A economia da saúde deve crescer, mas a saúde da economia seguirá mal

Atualização:

Na análise econômica há a economia da saúde, área voltada para a alocação e gestão de recursos nesse setor de forma eficaz, eficiente, com equidade social no acesso aos serviços, e seu custeio público ou privado. Com o coronavírus, o momento atual oferece campo fértil a essa área.

Com a indispensável expansão dos gastos públicos em saúde, que levará à expansão do endividamento público, transferindo para gerações futuras parte desse ônus, infelizmente há também quem pegue carona nessa situação buscando estender gastos públicos em geral e/ou buscando vantagens descabidas. Assim, vi propostas de revogar o teto desses gastos, em boa hora fixado pelo governo Temer em 2016, mediante emenda constitucional. A crise nas finanças públicas permanece e essa emenda não impede maiores gastos em situações excepcionais, como a atual. Não cabe suspender esse teto de forma generalizada, o que prejudicaria a defesa que ele representa para evitar a contaminação das despesas públicas por vírus interesseiros de grupos que aeticamente atuam sem pensar no interesse público.
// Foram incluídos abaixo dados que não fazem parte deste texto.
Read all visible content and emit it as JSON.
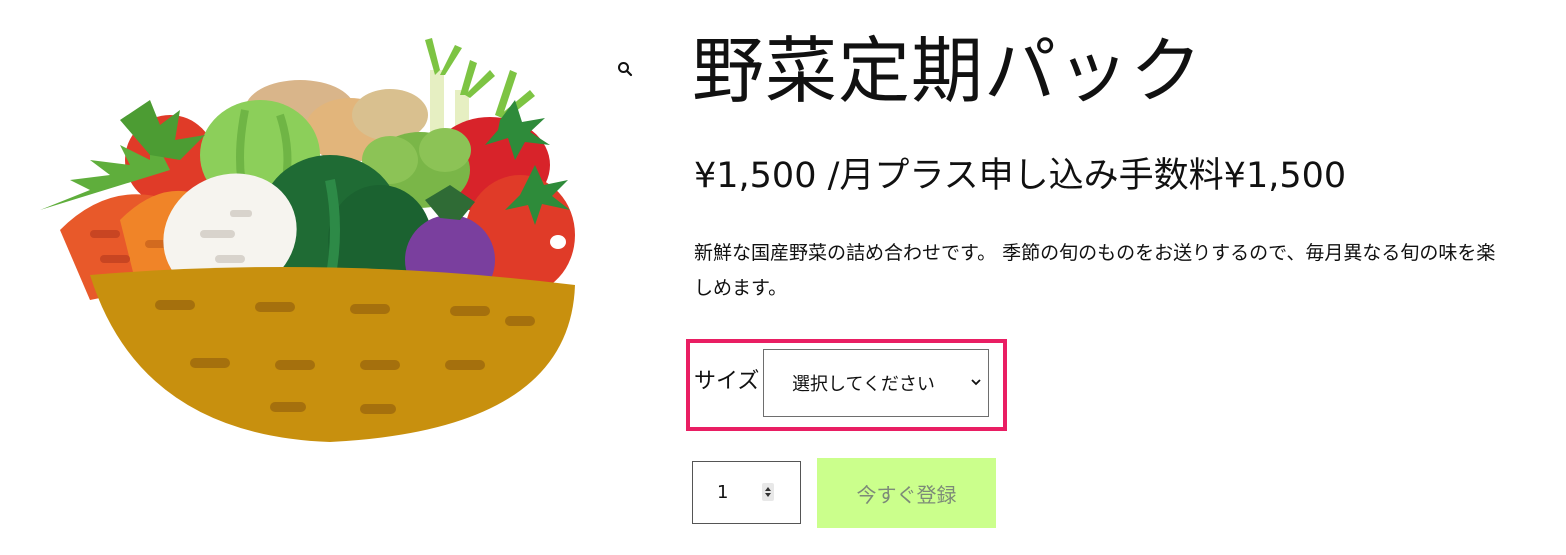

Nesse contexto, minha preocupação com a situação das finanças públicas aumentou, pois, além do acréscimo de despesas, haverá perda de receita, ligada à recessão já em andamento, decorrente das medidas já tomadas contra o coronavírus, como o “fica em casa”, que reduz a demanda de bens e serviços, e a proibição de atividades, como no comércio, com a ressalva de casos como os de supermercados, farmácias e padarias. Além dessa queda de arrecadação, há a pressão de entidades empresariais para suspender ou reduzir pagamentos de impostos pelas mais variadas razões, algumas até admitidas pelo governo, como o pagamento de salários e proteção ao trabalho. Surpreendeu-me, entretanto, por seu esperado impacto sobre a receita do Estado de São Paulo, a notícia de que a Fiesp e o Ciesp recorreram ao Judiciário estadual pedindo a suspensão por 180 dias, pelas indústrias, do recolhimento de tributos estaduais relativos ao período de março a junho, com destaque para o ICMS, o principal. Note-se que esse tributo viria de transações já realizadas, nas quais foi pago pelos compradores. As contas estaduais ficariam ainda muito mais estressadas se tal pedido fosse atendido. Espero que o governo estadual seja chamado a apresentar sua defesa no processo. 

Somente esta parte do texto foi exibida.